Boeotarcha divisa

Scientific classification
- Domain: Eukaryota
- Kingdom: Animalia
- Phylum: Arthropoda
- Class: Insecta
- Order: Lepidoptera
- Family: Crambidae
- Genus: Boeotarcha
- Species: B. divisa
- Binomial name: Boeotarcha divisa (T. P. Lucas, 1894)
- Synonyms: Rehimena divisa T. P. Lucas, 1894;

= Boeotarcha divisa =

- Genus: Boeotarcha
- Species: divisa
- Authority: (T. P. Lucas, 1894)
- Synonyms: Rehimena divisa T. P. Lucas, 1894

Species of moth

Boeotarcha divisa is a moth in the family Crambidae. It was described by Thomas Pennington Lucas in 1894. It is found in Australia, where it has been recorded from Western Australia.
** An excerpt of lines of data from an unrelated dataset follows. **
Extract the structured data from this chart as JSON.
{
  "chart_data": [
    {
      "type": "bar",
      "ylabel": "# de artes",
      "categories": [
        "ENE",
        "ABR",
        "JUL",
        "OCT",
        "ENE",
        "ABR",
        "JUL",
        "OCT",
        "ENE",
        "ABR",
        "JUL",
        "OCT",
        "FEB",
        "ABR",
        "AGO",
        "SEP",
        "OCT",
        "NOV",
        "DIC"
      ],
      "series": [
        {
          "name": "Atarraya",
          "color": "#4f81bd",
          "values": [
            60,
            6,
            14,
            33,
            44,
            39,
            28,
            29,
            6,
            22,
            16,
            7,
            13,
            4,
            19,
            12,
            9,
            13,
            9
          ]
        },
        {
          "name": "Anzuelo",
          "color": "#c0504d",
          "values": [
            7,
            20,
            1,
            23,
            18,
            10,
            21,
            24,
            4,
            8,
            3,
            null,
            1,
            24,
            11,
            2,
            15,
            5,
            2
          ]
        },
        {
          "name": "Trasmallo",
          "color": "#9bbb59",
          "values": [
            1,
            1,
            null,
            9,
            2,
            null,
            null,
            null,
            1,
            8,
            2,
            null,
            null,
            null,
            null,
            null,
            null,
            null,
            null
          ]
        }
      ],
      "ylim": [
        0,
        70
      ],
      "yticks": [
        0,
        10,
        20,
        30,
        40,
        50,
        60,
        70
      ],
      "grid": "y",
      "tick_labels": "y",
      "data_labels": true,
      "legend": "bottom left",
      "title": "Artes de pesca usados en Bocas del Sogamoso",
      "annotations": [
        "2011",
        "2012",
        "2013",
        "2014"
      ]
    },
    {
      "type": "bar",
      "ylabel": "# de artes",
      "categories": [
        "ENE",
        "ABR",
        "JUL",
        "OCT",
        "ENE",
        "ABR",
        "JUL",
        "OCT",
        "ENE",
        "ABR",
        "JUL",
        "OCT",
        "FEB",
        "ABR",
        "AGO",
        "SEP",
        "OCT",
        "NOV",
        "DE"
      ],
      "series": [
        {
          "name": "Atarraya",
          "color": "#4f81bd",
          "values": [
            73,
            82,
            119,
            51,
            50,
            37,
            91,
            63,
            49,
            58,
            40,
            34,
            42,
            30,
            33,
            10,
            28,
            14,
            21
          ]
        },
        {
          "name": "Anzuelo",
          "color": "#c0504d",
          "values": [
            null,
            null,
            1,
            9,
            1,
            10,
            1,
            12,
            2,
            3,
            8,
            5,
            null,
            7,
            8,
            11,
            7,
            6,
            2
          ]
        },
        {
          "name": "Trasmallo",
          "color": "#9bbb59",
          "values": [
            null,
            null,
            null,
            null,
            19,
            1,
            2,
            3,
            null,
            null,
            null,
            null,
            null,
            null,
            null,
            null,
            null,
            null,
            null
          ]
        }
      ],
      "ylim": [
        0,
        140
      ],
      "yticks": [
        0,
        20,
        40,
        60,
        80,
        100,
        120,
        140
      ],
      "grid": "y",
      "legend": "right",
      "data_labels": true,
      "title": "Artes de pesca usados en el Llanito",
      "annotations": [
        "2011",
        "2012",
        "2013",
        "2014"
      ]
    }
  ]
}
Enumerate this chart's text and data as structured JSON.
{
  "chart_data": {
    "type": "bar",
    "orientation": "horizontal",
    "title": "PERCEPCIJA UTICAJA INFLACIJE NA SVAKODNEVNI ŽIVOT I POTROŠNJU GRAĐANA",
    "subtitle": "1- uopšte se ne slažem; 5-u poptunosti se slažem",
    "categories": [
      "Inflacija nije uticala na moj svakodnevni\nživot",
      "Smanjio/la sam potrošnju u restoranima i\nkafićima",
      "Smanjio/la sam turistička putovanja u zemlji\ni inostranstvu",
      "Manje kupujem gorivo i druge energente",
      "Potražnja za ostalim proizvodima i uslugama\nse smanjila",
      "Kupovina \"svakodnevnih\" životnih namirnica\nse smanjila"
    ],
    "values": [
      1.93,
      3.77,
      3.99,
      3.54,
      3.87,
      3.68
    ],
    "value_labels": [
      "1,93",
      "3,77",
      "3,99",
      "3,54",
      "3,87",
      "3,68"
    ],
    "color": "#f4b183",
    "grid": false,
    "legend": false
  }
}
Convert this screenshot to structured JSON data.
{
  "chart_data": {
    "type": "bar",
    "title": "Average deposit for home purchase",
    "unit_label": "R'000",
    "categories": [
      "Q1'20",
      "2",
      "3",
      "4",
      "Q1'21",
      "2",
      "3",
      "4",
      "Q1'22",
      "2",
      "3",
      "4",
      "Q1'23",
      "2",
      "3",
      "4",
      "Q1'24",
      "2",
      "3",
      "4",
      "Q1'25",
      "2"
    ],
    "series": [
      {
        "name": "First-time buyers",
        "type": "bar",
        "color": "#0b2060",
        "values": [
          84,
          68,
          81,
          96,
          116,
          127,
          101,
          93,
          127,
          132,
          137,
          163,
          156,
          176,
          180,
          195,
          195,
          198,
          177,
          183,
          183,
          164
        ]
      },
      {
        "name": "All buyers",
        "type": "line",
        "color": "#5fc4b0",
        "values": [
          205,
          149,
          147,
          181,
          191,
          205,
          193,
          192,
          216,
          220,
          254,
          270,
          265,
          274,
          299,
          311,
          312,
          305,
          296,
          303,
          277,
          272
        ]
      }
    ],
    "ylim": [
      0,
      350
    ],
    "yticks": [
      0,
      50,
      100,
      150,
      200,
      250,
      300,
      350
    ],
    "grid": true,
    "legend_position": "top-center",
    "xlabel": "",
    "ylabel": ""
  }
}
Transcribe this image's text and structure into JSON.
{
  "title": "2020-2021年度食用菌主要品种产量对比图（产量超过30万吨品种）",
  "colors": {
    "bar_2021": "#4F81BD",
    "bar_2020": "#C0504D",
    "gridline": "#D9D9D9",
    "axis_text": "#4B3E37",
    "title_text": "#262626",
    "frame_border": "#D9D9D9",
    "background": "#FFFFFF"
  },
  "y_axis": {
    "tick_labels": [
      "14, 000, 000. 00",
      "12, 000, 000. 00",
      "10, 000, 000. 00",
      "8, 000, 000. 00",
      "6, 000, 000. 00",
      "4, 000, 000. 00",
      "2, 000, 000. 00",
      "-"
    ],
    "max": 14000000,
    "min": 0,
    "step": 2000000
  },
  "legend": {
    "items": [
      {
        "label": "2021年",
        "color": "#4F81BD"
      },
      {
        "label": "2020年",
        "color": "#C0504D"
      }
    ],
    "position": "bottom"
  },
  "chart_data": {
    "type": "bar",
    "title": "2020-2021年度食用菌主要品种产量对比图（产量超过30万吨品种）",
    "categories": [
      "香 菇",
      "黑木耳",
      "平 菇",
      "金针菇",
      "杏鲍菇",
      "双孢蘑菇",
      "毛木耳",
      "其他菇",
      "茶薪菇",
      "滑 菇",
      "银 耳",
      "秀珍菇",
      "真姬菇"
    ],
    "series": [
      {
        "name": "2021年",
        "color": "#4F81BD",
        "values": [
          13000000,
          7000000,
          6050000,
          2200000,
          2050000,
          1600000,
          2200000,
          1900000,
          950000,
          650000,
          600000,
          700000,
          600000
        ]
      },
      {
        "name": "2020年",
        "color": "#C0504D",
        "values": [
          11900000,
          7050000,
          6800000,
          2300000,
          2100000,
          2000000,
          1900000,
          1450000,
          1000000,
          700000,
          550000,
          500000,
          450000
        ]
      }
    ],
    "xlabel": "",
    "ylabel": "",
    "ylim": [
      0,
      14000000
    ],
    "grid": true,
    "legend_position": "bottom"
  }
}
The wingspan is 19–25 mm. The forewings are purple fuscous, tinted with drab scales towards the hindmargin. There is a triangle of orange ochreous dividing the wing almost equally. This triangle is bordered by a black line. There is also a yellow-ochreous spot at the costa and a submarginal purple-black line sharply turning to the hindmargin just before the anal angle. The hindmarginal band is diffused with creamy drab between the veins and there is a fine light hindmarginal line with a row of black dots. The hindwings are fuscous grey with darker veins and lighter ochreous-grey suffusion towards the base.